Climate-changing pollution reached unprecedented levels in 2018. That’s both judged against the last 60 years of modern measurements and against 800,000 years of data culled from ice cores, according to the U.S. government’s State of the Climate report, which was published this week with the American Meteorological Society.
That pollution creates a greenhouse effect that is over 42 percent stronger than it was in 1990, the report added.
And while carbon dioxide hit a new level last year, it isn’t the only climate-changing gas that’s on the rise globally. Pollution of the powerful but short-lived greenhouse gas methane also climbed in 2018, showing an increase “higher than the average growth rate over the past decade,” the report adds.
A new Cornell University study published today in the scientific journal Biogeosciences helps to explain what sparked the surge in those methane concentrations, both here in the U.S. and around the world.
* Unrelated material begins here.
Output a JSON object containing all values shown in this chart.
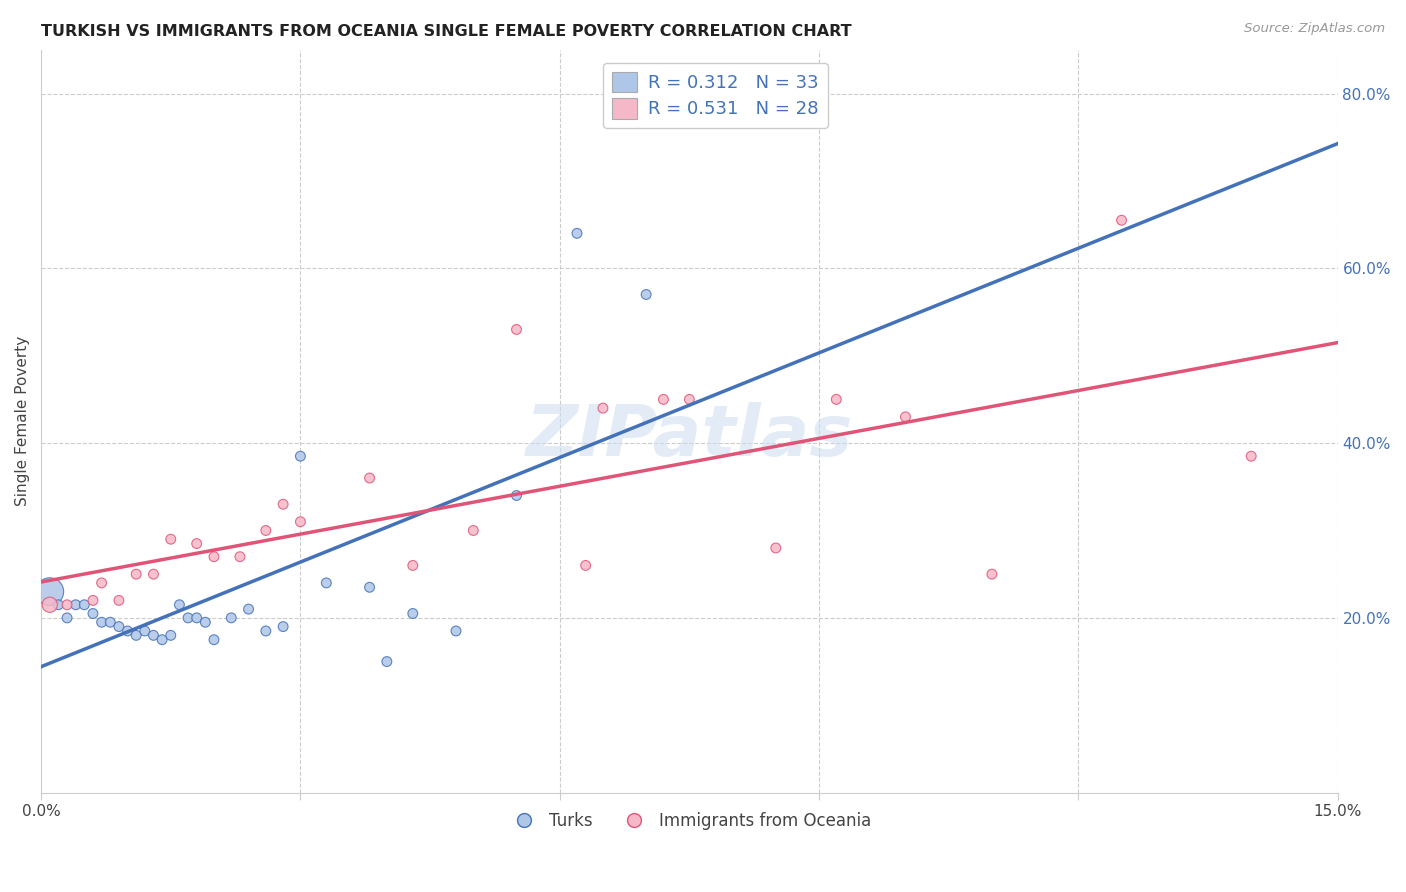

One big culprit: shale drilling and fracking.
“This recent increase in methane is massive,” said Cornell professor Robert Howarth, who authored that study. “It’s globally significant. It’s contributed to some of the increase in global warming we’ve seen and shale gas is a major player.”
The new Cornell paper relies on “chemical fingerprints” of the methane pollution in the Earth’s atmosphere. It describes how methane molecules from shale gas and oil production carry different kinds of carbon than methane from either conventional natural gas drilling or coal beds. The methane molecules from shale drilling contain less of the carbon-13 isotope versus carbon-12, the study suggests, using this ratio as one way to hone in on the source of the natural gas.
That chemical fingerprint led the Cornell researchers to point to the shale industry as the major source of the leaks.